CDC and FDA weigh in on safety of bivalent vaccine; research examines COVID-19 sequelae, omicron variants

The CDC and FDA recently provided information and reassurance about a possible link between the bivalent Pfizer-BioNTech COVID-19 vaccine and ischemic strokes in people ages 65 years and older. According to a Jan. 13 announcement, the CDC's near-real-time surveillance system, Vaccine Safety Datalink (VSD), identified a signal that met the statistical criteria to prompt investigation into rates of ischemic stroke in this age group in the 21 days after receipt of the vaccine. The agencies noted that no other safety systems have shown a similar signal and that multiple subsequent analyses—using data from CMS, Veterans Affairs, the Vaccine Adverse Event Reporting System, and the manufacturer—have not found an association. The agencies will continue to monitor the data but said that “it is very unlikely that the signal in VSD represents a true clinical risk” and they are not recommending any change in vaccination practice. The signal was not identified with the bivalent Moderna vaccine.

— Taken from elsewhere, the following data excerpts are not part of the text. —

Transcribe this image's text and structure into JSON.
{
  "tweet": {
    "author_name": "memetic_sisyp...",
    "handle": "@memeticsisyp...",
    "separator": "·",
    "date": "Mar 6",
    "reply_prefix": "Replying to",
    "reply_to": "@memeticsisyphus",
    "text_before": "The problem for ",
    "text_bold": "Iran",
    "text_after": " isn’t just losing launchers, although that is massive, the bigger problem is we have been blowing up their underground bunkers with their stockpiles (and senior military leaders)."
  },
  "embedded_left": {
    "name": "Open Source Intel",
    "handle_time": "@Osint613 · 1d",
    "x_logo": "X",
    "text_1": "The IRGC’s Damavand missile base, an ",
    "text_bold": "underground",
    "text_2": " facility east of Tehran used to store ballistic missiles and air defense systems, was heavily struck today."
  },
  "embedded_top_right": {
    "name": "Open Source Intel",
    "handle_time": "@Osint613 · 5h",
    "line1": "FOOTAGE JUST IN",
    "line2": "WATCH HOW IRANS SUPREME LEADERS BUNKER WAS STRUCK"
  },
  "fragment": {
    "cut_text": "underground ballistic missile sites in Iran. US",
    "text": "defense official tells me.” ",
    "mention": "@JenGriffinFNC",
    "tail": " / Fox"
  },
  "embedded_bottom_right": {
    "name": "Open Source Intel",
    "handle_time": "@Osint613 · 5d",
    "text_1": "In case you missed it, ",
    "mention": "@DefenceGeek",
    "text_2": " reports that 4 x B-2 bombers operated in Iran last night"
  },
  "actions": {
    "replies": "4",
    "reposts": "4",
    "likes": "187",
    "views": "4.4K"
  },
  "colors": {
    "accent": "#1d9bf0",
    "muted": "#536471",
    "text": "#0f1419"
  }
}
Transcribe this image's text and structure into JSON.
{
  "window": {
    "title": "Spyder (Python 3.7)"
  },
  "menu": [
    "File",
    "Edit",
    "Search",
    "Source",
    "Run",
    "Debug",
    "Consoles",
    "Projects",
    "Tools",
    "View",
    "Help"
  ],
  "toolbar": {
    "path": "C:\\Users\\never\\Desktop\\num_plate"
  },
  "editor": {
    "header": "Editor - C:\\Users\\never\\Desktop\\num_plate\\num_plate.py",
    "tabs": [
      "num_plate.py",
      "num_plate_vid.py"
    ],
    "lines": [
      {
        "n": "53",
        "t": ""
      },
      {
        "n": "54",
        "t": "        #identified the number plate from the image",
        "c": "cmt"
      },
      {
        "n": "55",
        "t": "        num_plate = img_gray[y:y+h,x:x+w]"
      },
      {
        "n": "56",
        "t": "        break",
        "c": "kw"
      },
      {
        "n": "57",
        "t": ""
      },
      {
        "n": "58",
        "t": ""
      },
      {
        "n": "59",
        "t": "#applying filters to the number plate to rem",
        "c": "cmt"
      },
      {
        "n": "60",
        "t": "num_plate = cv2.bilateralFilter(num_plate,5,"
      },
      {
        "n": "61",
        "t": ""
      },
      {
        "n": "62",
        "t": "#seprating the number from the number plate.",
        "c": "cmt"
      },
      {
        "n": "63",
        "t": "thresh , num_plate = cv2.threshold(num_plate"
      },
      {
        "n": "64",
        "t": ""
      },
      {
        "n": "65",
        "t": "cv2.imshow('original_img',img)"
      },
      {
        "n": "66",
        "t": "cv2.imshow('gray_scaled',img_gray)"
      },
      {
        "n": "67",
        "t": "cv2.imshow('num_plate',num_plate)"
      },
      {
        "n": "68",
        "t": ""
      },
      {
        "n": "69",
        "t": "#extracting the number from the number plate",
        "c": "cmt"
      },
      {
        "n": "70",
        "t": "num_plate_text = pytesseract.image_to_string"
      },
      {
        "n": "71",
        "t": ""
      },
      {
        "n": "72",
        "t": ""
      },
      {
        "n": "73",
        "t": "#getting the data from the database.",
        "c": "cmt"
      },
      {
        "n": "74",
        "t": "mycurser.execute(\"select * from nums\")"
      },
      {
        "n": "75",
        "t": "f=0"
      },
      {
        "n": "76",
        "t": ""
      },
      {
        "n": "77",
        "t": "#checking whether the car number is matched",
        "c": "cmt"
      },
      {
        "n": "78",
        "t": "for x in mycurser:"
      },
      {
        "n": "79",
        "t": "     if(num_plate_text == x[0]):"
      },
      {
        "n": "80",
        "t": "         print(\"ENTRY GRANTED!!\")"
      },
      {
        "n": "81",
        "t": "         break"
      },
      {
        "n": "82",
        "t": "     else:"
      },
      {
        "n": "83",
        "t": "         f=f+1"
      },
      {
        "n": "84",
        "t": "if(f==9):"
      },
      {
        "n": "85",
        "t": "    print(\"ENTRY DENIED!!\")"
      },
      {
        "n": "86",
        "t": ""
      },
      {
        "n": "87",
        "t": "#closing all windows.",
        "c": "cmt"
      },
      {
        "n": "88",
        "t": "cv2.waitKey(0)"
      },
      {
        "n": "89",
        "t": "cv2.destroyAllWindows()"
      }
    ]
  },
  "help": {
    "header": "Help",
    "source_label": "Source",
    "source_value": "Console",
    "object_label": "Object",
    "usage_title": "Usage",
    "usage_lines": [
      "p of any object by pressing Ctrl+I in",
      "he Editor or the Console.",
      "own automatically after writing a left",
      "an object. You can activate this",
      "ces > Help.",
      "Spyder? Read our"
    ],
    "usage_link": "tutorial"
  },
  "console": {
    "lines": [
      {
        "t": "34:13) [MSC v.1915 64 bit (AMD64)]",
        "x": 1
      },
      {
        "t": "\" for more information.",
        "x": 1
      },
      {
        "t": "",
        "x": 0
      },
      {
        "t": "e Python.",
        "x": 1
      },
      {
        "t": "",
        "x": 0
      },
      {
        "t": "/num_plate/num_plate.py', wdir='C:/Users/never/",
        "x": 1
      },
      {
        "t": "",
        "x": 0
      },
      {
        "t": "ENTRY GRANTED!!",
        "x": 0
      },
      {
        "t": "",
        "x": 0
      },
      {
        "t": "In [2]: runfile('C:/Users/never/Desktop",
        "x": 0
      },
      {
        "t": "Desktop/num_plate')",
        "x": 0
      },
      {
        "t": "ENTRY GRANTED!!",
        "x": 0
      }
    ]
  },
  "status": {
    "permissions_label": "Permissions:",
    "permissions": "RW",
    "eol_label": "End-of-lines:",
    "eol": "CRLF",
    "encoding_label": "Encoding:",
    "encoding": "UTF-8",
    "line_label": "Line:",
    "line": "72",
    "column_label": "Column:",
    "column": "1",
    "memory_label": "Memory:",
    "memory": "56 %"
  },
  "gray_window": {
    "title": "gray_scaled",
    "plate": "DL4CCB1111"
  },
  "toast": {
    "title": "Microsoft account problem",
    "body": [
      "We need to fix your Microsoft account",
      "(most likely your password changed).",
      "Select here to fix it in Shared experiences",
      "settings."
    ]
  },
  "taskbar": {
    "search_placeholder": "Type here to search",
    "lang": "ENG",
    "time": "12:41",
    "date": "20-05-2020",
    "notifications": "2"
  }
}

Patients with mild cases of COVID-19 often had lingering symptoms but they commonly resolved by one year, according to a study published by The BMJ on Jan. 11. Researchers looked through almost 2 million patient records in Israel to compare rates of 70 reported long-term outcomes among patients with and without COVID-19 vaccination or infection. Anosmia and dysgeusia were significantly associated, both soon after infection (30 to 180 days) and later (180 to 360 days), with hazard ratios (HRs) of 4.59 (95% CI, 3.63 to 5.80) and 2.96 (95% CI, 2.29 to 3.82), respectively. Other symptoms found at elevated rates in both time periods included cognitive impairment (HRs, 1.85 [95% CI, 1.58 to 2.17] and 1.69 [95% CI, 1.45 to 1.96]), dyspnea (HRs, 1.79 [95% CI, 1.68 to 1.90] and 1.30 [95% CI, 1.22 to 1.38]), weakness (HRs, 1.78 [95% CI, 1.69 to 1.88] and 1.30 [95% CI, 1.22 to 1.37]), and palpitations (HRs, 1.49 [95% CI, 1.35 to 1.64] and 1.16 [95% CI, 1.05 to 1.27]). Hair loss, chest pain, cough, myalgia, and respiratory disorders were significantly increased only during the first 180 days. Vaccinated patients had a lower risk for dyspnea after infection than unvaccinated patients. “This nationwide dataset of patients with mild covid-19 suggests that mild disease does not lead to serious or chronic long term morbidity in the vast majority of patients and adds a small continuous burden on healthcare providers,” the study authors concluded.

Several recent publications analyzed the omicron variants. Results of Pfizer-BioNTech's phase 3 trial of its bivalent vaccine were published by the New England Journal of Medicine (NEJM) on Jan. 19. A total of 1,846 adults ages 55 years and older (all of whom had received three doses of the original vaccine) were randomized to another dose of the vaccine or one of the monovalent or bivalent vaccines updated for omicron. The updated vaccines had a safety profile similar to the original, induced substantial neutralizing responses against ancestral and omicron BA.1 strains, and, to a lesser extent, neutralized BA.4, BA.5, and BA.2.75 strains, the trial found. One letter to NEJM used antibody titers from vaccinated U.S. patients to determine that the BQ.1.1 and XBB.1 variants escaped neutralizing antibodies substantially more effectively than the BA.5 variant, while another compared cases and controls in Qatar and found that the effectiveness of previous infection against reinfection with BA.2.75.2 appears to be lower than that against BA.4 or BA.5 re-infection.

A systematic review, published by The Lancet Infectious Diseases on Jan. 18, found 153 different estimates of the protective effect of vaccination and past infection against future COVID-19 infection and hospitalization, with about half having serious risk of bias.